According to the electrophysiologist and pediatric cardiologist in charge of the project, Lânia Fátima Romanzin Xavier, in the acute phase, patients are submitted to blood tests, electrocardiogram, holter, and echocardiogram. According to the results of these exams, it is possible to discover the heart’s involvement by the virus and, consequently, optimize the therapy still in the acute phase. Subsequently, the patient is referred for outpatient follow-up. Currently, 26 patients are being followed. According to the physician, it is important to perform this extended investigation in the acute phase of coronavirus infection, in order to document the involvement of target organs, directing the necessary follow-up post-COVID-19. 

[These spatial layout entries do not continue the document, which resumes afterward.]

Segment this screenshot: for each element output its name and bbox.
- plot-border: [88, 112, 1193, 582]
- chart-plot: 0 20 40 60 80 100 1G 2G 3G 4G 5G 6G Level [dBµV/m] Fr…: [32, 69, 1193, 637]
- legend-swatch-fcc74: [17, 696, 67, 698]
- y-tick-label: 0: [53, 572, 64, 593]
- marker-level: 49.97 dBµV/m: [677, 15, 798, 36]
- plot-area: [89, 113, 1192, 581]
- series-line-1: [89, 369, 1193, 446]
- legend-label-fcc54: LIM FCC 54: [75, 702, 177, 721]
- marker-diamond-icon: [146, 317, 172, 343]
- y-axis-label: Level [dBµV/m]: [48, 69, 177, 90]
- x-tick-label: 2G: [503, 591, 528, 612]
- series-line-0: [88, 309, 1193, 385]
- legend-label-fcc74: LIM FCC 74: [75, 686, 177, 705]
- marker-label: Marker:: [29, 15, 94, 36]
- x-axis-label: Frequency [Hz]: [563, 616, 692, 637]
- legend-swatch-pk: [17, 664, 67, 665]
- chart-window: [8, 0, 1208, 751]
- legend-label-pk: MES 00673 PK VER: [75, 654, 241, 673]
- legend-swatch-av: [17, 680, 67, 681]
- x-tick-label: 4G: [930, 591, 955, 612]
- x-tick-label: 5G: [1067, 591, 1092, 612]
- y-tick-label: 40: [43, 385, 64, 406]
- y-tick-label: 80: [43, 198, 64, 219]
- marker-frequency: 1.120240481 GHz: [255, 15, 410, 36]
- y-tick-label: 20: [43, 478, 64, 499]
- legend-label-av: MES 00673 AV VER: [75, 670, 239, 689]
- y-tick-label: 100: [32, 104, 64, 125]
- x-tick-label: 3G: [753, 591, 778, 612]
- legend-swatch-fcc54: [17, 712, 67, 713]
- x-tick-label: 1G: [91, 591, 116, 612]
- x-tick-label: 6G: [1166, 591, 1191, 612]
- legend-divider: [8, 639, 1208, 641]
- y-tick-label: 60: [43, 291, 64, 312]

“In the cardiology outpatient clinic, we evaluate several points,” explains Lânia. The first is that patients can develop a cardiac disorder called dilated cardiomyopathy, which is due to an inflammatory process that affects the heart muscle in the acute phase of COVID-19. In this case, the heart can develop a heart failure. Tailored treatment and specialized clinical follow-up are critical in the prognosis of these patients. The second point is to find out the degree of cardiac involvement to guide the need for early therapeutic interventions. This is because some patients are completely asymptomatic from the cardiac point of view, but in the medium and long-term, the inflammation that affected the heart muscle in the acute phase can cause scarring and be the focus of a cardiac arrhythmia in the late period. There are already reports in the literature of situations like this in adults.

This cardiological evaluation also determines whether the patient is able to return to his or her physical activities in a normal way, because the child has such intense physical activity that it is often compared to that of an athlete. “We are on a constant learning curve at COVID-19, and may the light of wisdom guide us to do the best for our patients,” emphasizes the physician.